Microbially Mediated Ore-Forming Processes and Cell Mineralization

Márta Polgári; Ildikó Gyollai; Krisztián Fintor; Henrietta Horváth; Elemér Pál-Molnár; João Carlos Biondi

doi:10.3389/fmicb.2019.02731

Microbially Mediated Ore-Forming Processes and Cell Mineralization

Front Microbiol. 2019 Dec 3:10:2731. doi: 10.3389/fmicb.2019.02731. eCollection 2019.

Authors

Márta Polgári^{1

2}, Ildikó Gyollai¹, Krisztián Fintor³, Henrietta Horváth³, Elemér Pál-Molnár³, João Carlos Biondi⁴

Affiliations

¹ Research Centre for Astronomy and Geosciences, IGGR, Budapest, Hungary.
² Department of Natural Geography and Geoinformatics, Eszterházy Károly University, Eger, Hungary.
³ Department of Mineralogy, Geochemistry and Petrology, Szeged University, Szeged, Hungary.
⁴ Polytechnic Center, Geology Department, Federal University of Paraná State, Curitiba, Brazil.

Abstract

Sedimentary black shale-hosted manganese carbonate and oxide ores were studied by high-resolution in situ detailed optical and cathodoluminescence microscopy, Raman spectroscopy, and FTIR spectroscopy to determine microbial contribution in metallogenesis. This study of the Urucum Mn deposit in Brazil is included as a case study for microbially mediated ore-forming processes. The results were compared and interpreted in a comparative way, and the data were elaborated by a complex, structural hierarchical method. The first syngenetic products of microbial enzymatic oxidation were ferrihydrite and lepidocrocite on the Fe side, and vernadite, todorokite, birnessite, and manganite on the Mn side, formed under obligatory oxic (Mn) and suboxic (Fe) conditions and close to neutral pH. Fe- and Mn-oxidizing bacteria played a basic role in metallogenesis based on microtextural features, bioindicator minerals, and embedded variable organic matter. Trace element content is determined by source of elements and microbial activity.
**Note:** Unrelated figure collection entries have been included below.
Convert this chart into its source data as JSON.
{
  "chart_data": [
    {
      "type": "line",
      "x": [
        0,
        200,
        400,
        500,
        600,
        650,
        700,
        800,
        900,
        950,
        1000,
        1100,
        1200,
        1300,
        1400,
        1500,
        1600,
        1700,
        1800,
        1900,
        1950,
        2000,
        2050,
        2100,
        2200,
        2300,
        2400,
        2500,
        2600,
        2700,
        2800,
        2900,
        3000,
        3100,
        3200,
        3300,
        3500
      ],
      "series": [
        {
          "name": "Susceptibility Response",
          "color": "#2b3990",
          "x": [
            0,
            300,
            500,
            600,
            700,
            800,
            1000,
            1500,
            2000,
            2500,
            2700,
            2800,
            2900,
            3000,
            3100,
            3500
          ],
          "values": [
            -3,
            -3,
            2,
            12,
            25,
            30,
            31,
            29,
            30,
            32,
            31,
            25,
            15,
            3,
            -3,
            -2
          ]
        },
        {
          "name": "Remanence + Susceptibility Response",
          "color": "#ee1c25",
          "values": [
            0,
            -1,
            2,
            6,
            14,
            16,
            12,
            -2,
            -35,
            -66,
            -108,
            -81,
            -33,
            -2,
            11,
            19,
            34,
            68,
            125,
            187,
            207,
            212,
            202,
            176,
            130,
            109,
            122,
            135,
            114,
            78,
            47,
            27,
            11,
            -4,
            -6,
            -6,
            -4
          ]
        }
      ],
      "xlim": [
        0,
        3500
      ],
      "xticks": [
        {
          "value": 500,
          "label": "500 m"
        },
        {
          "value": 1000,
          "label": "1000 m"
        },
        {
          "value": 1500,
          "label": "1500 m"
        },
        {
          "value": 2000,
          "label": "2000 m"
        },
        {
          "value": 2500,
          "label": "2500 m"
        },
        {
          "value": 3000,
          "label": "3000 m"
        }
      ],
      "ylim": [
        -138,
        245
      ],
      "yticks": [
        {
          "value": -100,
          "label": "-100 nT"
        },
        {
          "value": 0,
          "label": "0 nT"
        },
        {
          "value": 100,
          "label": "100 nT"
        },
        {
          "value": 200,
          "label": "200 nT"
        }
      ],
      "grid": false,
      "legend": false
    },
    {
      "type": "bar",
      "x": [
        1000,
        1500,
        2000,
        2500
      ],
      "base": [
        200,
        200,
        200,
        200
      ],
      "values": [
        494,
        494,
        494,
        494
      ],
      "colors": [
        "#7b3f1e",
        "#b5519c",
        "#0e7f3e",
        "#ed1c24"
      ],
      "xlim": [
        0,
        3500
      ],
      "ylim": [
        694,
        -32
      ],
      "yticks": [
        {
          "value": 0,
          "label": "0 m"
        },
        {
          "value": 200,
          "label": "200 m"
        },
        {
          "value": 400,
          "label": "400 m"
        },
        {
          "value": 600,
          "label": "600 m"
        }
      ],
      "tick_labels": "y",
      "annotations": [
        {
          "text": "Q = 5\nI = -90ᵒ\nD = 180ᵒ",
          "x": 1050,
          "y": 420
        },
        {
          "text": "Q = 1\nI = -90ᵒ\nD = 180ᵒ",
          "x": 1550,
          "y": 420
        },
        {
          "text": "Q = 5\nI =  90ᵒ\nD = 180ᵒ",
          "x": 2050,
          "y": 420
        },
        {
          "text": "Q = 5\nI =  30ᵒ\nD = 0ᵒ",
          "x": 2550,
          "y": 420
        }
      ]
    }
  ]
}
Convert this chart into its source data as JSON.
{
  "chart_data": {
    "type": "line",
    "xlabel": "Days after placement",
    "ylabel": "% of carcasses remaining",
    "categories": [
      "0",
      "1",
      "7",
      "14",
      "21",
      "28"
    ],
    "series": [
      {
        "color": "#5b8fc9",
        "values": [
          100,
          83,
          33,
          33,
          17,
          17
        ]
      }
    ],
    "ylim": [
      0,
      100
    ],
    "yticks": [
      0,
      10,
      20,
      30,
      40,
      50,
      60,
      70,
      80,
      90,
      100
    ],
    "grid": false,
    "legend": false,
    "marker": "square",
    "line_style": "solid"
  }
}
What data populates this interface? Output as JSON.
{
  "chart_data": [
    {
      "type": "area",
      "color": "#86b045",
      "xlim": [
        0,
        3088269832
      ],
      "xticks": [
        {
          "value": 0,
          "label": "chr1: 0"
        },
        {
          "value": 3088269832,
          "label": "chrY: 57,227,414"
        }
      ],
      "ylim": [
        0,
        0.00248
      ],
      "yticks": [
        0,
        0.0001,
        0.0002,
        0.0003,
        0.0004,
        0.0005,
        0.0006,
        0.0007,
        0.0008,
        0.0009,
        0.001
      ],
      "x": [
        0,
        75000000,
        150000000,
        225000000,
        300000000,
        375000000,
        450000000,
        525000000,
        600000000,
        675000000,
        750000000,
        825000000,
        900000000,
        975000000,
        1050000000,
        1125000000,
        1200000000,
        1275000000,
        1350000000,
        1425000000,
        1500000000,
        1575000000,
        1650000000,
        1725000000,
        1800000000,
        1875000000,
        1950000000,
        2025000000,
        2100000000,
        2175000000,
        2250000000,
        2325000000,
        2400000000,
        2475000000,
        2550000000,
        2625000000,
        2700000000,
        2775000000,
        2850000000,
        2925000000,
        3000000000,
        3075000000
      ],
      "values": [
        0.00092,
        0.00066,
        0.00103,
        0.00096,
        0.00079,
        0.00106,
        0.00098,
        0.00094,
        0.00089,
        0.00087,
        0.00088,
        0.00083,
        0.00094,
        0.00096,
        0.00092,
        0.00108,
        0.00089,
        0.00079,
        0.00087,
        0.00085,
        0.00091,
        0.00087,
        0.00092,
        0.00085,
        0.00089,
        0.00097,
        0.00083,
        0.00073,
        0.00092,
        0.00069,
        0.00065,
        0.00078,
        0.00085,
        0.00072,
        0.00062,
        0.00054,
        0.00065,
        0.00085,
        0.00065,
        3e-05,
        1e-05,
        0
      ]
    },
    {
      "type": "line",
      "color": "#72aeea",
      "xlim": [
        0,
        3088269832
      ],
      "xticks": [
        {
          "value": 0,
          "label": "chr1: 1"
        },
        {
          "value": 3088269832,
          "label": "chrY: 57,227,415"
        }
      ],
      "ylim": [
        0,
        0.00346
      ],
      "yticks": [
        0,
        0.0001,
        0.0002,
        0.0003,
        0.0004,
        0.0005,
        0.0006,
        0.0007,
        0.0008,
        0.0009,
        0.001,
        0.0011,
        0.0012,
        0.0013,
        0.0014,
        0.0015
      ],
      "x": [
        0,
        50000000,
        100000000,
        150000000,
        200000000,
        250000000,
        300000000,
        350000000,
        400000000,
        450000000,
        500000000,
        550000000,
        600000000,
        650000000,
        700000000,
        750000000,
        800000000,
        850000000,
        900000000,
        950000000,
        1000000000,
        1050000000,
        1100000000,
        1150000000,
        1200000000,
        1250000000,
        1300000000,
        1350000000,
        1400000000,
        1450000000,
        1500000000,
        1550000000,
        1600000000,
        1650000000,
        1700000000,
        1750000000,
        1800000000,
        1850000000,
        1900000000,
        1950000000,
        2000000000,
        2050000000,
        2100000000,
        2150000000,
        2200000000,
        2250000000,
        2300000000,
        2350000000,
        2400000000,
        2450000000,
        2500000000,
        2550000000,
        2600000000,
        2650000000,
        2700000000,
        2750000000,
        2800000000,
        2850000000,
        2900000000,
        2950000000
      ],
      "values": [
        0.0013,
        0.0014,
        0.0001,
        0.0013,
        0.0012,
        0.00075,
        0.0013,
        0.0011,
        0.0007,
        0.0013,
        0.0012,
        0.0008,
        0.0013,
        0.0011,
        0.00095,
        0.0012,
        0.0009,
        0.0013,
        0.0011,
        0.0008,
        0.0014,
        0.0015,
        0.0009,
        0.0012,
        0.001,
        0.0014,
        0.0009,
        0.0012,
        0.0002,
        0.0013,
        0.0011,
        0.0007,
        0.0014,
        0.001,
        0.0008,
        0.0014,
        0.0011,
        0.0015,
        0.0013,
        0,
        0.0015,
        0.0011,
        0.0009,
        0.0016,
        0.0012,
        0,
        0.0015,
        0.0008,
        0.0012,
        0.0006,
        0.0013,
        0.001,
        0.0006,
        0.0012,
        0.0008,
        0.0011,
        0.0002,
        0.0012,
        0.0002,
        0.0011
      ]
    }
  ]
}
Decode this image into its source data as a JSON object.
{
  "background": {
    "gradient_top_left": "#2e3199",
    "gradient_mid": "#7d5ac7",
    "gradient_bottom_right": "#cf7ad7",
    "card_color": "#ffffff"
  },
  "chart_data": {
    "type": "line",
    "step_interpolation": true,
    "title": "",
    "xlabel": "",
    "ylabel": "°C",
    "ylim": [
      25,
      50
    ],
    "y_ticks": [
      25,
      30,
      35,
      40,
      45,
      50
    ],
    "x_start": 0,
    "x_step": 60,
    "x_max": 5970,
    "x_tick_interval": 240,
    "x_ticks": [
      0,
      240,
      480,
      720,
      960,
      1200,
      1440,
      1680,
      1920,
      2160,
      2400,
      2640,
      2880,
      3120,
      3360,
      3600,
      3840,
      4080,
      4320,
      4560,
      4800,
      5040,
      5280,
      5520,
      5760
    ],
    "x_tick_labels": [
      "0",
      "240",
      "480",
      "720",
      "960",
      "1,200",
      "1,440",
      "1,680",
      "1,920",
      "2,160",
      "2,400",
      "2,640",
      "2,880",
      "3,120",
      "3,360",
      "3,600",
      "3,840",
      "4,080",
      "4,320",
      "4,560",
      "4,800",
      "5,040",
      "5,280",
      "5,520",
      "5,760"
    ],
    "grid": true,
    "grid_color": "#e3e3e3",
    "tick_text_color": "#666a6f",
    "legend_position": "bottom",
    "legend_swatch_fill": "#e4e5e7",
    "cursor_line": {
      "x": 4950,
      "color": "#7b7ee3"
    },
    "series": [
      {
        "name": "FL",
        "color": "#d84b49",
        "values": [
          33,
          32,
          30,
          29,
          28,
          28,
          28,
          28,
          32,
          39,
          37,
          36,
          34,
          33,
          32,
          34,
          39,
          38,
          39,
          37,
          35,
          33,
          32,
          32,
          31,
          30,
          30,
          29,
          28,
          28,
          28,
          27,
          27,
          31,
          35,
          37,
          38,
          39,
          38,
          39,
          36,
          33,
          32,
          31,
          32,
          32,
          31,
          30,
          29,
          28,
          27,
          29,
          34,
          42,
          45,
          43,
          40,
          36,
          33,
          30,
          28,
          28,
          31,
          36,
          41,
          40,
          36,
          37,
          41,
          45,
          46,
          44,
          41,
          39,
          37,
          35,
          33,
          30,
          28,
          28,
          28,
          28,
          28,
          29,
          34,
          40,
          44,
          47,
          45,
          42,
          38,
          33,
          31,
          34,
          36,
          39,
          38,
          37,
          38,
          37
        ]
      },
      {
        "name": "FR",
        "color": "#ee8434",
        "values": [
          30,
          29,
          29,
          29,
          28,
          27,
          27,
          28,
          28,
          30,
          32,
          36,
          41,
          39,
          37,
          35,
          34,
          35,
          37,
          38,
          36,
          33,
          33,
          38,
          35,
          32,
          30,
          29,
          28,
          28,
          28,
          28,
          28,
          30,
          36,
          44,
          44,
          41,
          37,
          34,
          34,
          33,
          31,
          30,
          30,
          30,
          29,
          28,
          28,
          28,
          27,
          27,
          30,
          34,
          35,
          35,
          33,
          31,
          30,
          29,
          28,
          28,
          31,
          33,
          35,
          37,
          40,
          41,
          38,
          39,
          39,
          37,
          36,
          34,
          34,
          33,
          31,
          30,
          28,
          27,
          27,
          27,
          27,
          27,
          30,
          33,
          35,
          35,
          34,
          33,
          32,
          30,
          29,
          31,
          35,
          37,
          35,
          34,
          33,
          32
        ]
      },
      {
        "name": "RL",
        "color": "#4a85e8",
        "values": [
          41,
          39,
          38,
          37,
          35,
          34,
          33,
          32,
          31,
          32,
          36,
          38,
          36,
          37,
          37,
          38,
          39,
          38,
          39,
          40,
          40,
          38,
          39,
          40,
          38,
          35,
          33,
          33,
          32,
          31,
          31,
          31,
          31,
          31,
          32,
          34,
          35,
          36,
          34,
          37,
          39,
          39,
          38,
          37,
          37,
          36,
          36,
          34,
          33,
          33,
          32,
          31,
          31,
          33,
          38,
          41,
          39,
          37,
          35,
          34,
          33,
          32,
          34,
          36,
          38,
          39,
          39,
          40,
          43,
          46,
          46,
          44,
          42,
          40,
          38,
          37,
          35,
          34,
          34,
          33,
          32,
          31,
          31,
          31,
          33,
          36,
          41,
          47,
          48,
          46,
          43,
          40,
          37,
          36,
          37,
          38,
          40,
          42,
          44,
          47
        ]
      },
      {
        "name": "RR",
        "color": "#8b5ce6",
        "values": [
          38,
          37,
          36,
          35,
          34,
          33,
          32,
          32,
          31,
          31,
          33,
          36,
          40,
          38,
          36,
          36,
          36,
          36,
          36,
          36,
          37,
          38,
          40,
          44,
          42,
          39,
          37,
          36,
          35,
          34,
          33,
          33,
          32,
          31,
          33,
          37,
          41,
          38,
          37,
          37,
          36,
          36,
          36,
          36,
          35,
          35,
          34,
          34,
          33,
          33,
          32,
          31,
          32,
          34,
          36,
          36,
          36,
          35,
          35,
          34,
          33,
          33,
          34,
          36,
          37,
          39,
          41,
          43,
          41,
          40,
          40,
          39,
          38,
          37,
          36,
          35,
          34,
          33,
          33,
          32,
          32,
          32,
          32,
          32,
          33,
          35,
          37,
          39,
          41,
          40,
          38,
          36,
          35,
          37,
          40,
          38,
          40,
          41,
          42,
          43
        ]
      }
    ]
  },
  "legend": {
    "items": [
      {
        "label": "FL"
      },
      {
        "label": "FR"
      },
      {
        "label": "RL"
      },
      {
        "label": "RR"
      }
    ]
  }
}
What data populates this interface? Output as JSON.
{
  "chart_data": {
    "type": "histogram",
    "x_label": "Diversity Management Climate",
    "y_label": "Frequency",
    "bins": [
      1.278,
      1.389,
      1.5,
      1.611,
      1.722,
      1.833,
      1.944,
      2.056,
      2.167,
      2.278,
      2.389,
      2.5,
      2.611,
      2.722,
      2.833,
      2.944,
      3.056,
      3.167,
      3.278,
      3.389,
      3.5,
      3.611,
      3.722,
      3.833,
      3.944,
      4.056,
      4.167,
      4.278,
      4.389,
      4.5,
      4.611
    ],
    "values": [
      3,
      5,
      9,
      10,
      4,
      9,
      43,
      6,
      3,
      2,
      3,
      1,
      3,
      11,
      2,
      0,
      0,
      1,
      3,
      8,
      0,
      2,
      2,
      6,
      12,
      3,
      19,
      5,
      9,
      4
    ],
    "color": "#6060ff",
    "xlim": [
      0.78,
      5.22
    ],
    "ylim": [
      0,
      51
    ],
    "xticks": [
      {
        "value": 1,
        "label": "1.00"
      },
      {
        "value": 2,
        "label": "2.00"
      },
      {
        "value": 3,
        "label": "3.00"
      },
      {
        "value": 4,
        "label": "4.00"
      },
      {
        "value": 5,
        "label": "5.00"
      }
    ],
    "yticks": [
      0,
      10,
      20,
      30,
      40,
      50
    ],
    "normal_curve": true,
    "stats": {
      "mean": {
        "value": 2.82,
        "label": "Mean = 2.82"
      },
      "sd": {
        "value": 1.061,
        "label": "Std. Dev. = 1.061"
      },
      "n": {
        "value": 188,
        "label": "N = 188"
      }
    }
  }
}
The present Urucum (Brazil), Datangpo (China), and Úrkút (Hungary) deposits are the result of complex diagenetic processes, which include the decomposition and mineralization of cell and extracellular polymeric substance (EPS) of Fe and Mn bacteria and cyanobacteria. Heterotrophic cell colonies activated randomly in the microbialite sediment after burial in suboxic neutral/alkaline conditions, forming Mn carbonates and variable cation-bearing oxides side by side with lithification and stabilization of minerals. Deposits of variable geological ages and geographical occurrences show strong similarities and indicate two-step microbial metallogenesis: a primary chemolithoautotrophic, and a diagenetic heterotrophic microbial cycle, influenced strongly by mineralization of cells and EPSs. These processes perform a basic role in controlling major and trace element distribution in sedimentary environments on a global level and place biogeochemical constraints on the element content of natural waters, precipitation of minerals, and water contaminants.

Keywords: EPS mineralization; cell mineralization; diagenesis; geomicrobiology; ore-forming processes of Fe- and Mn.